Just a few months ago, the Grizzlies were on a torrid streak—shredding apart nearly every foe they faced, winning basketball games in radically different ways whether with their trademark grinding defense or with their new-look offense, trailing the Golden State Warriors by only a handful of games and looking like they’d easily lock up the two seed in the postseason and waltz to two rounds of home-court advantage. Well, as they say, things change. Apparently things change dramatically, because the situation is dire. Not only have the Grizzlies lost their hot streak—they’re 5-5 in their last 10 games—and not only have they stumbled down the standings and consequently could lose home-court advantage, but these two facts, dismaying as they may be, are totally meaningless and secondary to their injury report: In Saturday’s loss to the Clippers, a game in which the Grizzlies were already sitting Mike Conley and Tony Allen because of injuries, Marc Gasol left with an ankle sprain after only 10 minutes on the court.

It’s officially time to panic. As Doc Rivers said after the game, any matchup in the Western Conference is undesirable. Lacking home-court advantage makes a series even more difficult. So does hobbling into the postseason. And so, of course, does not having your two best players.

At this point, neither the injury to Gasol nor to Conley has been deemed season-ending. What Memphis might do is sit both players, essentially forfeiting the fight for a higher seed, for the remainder of the regular season in an attempt to regain full health at the start of the playoffs. If the postseason started today, as you’ll see on the link above, Memphis would play the Portland Trail Blazers. The Grizzlies would have home-court advantage over the Blazers despite being the No. 5 seed (because of record), although there’s still a danger of falling to No. 6 and losing that home-court advantage in the first round.

Of all the possible matchups for Memphis—the Clippers, Spurs, Rockets or Blazers—Portland might be the most desirable, as both San Antonio and Los Angeles are in the company of Golden State for the best records since late February, and Houston isn’t too far behind. But still, if you had asked the Grizzlies three months ago if they’d be happy with one or potentially zero matchups without home-court advantage, I think they’d have looked at you and said, “Bro, we’re the two seed, and we don’t plan on giving it up.”

Memphis should play it safe, and that’s what it seems like they’re going to do. Even with Conley and Gasol (and maybe even Allen) on the bench, their final two games—against a Golden State team already sealed in its position and an Indiana Pacers still fighting for its life—are still winnable games. In the end, of course, given the choice between an all-out fight in the last two games in the regular season and thus risking seeding interest, or playing it conservative and potentially getting healthy for the playoffs, I’m sure Memphis would take the latter option every time.

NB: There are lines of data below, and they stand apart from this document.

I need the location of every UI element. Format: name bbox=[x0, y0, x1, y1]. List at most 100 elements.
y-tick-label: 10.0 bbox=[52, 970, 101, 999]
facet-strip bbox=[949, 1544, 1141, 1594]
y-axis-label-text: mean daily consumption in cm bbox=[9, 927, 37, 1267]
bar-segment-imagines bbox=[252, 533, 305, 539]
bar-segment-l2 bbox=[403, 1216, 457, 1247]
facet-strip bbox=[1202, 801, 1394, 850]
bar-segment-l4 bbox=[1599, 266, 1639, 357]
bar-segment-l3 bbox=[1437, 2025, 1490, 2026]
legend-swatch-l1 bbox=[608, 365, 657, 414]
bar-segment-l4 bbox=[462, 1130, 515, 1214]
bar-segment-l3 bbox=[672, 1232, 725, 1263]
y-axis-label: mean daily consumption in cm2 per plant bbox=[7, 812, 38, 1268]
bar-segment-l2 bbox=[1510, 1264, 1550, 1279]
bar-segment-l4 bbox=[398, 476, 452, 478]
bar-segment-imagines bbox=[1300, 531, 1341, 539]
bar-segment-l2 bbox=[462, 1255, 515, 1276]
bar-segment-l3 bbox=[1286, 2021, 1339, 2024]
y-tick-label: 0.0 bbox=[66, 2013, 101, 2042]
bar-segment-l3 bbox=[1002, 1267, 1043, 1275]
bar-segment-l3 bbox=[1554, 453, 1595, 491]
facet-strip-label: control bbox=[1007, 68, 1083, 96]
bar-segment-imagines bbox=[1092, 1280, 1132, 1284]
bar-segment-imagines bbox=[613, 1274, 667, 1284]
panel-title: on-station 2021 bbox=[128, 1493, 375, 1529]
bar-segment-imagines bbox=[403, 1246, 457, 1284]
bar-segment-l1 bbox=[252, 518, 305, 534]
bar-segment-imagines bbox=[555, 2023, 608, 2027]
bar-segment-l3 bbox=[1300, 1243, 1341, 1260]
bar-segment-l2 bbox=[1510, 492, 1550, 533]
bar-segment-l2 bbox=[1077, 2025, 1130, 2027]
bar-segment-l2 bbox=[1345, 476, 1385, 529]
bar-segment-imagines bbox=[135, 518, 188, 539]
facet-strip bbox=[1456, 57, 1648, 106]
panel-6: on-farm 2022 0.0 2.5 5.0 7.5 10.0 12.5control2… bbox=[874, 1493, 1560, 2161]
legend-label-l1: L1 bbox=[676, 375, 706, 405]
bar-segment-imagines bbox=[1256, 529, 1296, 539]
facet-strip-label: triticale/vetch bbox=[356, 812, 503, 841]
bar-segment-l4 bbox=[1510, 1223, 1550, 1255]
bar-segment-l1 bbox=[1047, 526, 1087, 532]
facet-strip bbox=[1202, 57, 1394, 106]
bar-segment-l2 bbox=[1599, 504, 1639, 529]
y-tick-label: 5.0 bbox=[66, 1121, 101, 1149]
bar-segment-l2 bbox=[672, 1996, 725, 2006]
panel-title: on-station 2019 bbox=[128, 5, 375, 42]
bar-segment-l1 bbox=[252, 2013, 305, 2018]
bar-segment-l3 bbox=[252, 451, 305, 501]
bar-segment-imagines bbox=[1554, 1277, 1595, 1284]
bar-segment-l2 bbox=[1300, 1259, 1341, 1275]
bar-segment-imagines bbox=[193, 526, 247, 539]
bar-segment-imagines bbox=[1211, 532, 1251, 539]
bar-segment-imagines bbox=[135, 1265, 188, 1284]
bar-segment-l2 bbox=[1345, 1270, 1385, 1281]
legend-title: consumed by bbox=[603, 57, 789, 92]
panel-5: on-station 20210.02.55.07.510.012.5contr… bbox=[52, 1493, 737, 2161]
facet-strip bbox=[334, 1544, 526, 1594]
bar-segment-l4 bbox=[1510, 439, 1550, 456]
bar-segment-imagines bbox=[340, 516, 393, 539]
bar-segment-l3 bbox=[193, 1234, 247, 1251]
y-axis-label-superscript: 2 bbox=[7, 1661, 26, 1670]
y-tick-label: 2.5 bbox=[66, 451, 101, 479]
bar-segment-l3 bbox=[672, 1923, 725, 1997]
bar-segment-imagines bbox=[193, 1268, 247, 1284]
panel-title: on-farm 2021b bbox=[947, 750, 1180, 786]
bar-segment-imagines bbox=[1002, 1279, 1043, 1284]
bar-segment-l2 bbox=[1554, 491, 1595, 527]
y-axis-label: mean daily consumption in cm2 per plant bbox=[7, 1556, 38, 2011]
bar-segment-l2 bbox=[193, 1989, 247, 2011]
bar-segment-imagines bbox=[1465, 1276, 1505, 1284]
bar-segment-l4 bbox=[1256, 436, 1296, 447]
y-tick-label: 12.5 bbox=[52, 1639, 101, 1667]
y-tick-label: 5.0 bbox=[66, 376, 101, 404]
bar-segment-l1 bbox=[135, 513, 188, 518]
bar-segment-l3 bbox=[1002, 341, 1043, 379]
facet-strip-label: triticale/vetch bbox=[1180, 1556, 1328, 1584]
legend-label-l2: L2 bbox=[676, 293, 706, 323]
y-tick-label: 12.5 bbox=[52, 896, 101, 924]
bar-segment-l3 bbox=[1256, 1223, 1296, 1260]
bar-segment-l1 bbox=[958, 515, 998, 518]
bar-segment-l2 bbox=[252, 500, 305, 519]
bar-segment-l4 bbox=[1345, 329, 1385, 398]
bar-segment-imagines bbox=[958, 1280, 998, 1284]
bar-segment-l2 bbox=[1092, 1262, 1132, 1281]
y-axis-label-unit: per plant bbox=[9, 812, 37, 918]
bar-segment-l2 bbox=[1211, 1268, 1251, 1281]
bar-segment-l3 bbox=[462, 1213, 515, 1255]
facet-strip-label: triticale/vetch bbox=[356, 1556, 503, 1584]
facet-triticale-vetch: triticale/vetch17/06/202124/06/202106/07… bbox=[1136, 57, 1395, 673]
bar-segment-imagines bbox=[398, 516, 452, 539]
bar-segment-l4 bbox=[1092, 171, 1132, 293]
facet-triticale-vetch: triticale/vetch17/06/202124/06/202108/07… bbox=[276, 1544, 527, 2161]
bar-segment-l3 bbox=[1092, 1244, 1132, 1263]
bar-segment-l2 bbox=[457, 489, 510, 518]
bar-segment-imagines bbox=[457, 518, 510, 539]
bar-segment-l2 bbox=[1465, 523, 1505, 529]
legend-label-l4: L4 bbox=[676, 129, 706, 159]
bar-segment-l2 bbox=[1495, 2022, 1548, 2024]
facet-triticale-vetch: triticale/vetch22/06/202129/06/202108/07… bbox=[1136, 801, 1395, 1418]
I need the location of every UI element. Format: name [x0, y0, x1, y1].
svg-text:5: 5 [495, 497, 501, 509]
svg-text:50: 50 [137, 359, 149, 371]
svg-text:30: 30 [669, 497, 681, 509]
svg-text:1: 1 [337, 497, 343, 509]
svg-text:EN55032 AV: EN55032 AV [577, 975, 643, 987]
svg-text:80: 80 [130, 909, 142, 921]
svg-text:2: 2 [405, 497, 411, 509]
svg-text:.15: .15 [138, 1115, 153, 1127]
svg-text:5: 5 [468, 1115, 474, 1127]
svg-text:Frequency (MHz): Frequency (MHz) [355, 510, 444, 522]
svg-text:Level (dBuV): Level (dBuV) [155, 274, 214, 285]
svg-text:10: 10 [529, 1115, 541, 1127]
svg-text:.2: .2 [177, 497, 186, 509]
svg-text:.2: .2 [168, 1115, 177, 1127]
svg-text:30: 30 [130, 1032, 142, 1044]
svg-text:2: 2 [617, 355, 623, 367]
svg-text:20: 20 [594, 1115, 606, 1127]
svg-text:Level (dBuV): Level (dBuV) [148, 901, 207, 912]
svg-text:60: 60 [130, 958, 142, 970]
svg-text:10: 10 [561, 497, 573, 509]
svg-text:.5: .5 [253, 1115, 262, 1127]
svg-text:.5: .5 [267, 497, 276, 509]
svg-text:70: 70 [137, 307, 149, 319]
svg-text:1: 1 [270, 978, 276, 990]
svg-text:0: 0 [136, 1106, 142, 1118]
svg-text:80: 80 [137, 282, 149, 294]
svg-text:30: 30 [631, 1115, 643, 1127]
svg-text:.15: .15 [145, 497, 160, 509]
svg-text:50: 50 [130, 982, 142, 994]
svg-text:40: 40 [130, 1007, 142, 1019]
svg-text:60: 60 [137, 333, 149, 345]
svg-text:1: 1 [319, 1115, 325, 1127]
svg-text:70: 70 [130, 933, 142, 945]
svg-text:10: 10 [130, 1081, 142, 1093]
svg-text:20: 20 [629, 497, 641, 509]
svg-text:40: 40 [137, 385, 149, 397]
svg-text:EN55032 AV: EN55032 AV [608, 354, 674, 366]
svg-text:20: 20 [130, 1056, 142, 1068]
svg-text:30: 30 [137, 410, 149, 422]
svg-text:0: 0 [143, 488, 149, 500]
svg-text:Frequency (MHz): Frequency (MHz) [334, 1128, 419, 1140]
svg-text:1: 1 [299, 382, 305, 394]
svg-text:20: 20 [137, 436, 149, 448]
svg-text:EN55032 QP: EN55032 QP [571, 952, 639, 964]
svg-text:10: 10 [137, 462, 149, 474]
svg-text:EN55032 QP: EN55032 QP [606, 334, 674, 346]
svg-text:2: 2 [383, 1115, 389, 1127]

They might not have that luxury, however. Gasol, Conley and Allen must heal. There’s no guarantee this will happen before the playoffs, and even if it does, it’s more than likely that one or more of these guys will come back less than 100 percent. Injury is a gray area—it’s never so easy as a black-and-white “healthy or not healthy,” never so easy as we fans like to think it is. On top of this, there’s also the fear of re-injury.

Look, I don’t want to spell doomsday for the Memphis Grizzlies. I think they’re one of the most exciting franchises in the league. I think Mike Conley and Marc Gasol are two stellar, creative, unique players in today’s basketball atmosphere. And I think the team’s whole guiding principle of tough defense is a compelling foil to the high-powered offenses we see ruling the day, but with the news of the last 72 hours, it’s difficult to put on a happy face.